Multi-branch Deep Learning Architecture for bathymetric LiDAR Point Cloud Classification

Lida Asgharian Pournodrati, Gottfried Mandlburger, and Uwe Soergel

Keywords: Feature Fusion, Laser Bathymetry, Semantic Labelling, Coastal Zone

Abstract. Accurate classification of topo-bathymetric LiDAR data remains challenging due to the heterogeneous nature of land-water transitional environments, where terrestrial, water surface, and submerged features must be distinguished simultaneously. This study presents a multi-branch deep learning architecture for classifying bathymetric LiDAR data into different classes: soil ground, trees and vegetation, water surface, seabed, aquatic plants and other underwater objects (dead wood, coral reef).
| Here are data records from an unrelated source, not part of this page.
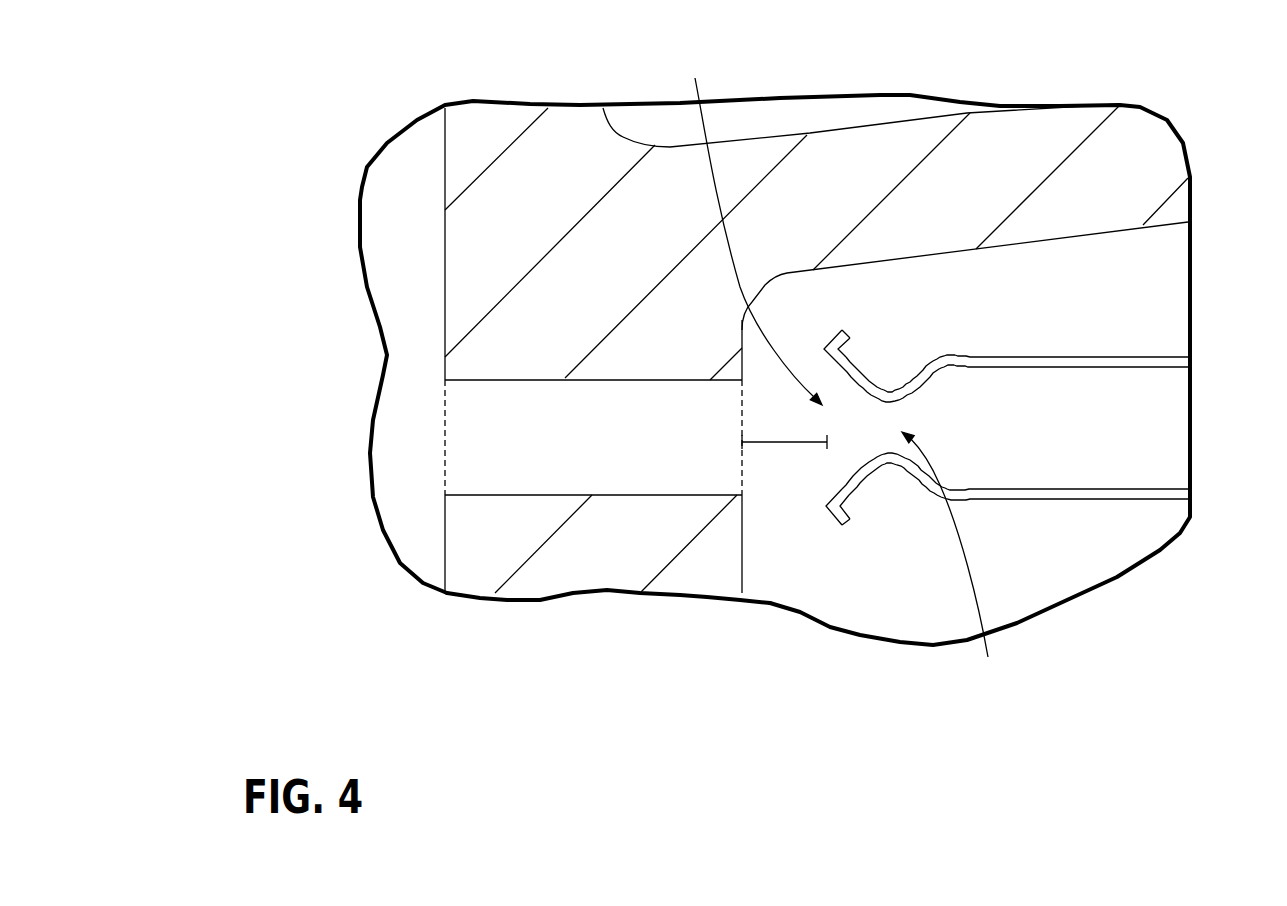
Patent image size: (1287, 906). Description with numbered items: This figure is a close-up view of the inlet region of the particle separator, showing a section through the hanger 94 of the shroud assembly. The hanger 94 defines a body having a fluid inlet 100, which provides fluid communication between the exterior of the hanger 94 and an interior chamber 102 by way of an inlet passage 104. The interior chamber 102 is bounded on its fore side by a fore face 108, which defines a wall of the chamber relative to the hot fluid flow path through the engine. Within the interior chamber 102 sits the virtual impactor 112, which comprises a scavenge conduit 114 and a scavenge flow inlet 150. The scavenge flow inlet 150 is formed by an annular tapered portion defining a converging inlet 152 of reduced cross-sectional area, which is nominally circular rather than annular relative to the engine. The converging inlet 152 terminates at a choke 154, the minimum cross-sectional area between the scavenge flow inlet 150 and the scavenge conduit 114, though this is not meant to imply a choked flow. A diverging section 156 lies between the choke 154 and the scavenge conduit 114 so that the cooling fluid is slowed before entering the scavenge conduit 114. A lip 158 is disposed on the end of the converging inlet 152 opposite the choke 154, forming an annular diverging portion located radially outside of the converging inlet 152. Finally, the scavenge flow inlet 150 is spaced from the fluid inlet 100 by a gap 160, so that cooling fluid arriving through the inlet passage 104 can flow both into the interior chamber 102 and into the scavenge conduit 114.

The hanger 94 is at (445, 223).
The fluid inlet 100 is at (742, 468).
The interior chamber 102 is at (1036, 594).
The inlet passage 104 is at (569, 462).
The fore face 108 is at (742, 563).
The virtual impactor 112 is at (1103, 357).
The scavenge conduit 114 is at (1108, 446).
The scavenge flow inlet 150 is at (747, 228).
The converging inlet 152 is at (860, 366).
The choke 154 is at (955, 563).
The diverging section 156 is at (932, 493).
The lip 158 is at (832, 338).
The gap 160 is at (780, 442).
The proposed framework employs three parallel feature extraction branches, while the first branch captures spatial structure by focusing on three-dimensional geometric coordinates (XYZ), the other two branches use two independent 1D U-Net architectures to extract signal-based features from RGB spectral reflectance and waveform-derived attributes (intensity, return number, number of returns). The discrete LiDAR attributes, though represented as point-wise numerical values, preserve signal characteristics derived from full-waveform analysis. The encoder-decoder of 1D U-Net architecture with skip connections effectively captures sequential patterns and multi-return patterns in different classes especially in vegetation canopies. The three feature streams are fused through fully-connected layers before final classification. Evaluation using different metrics demonstrates the capability of the framework to simultaneously classify diverse coastal zone and inland waters contexts spanning terrestrial and submerged domains within a unified processing pipeline, eliminating the need for separate terrestrial and bathymetric classification workflows.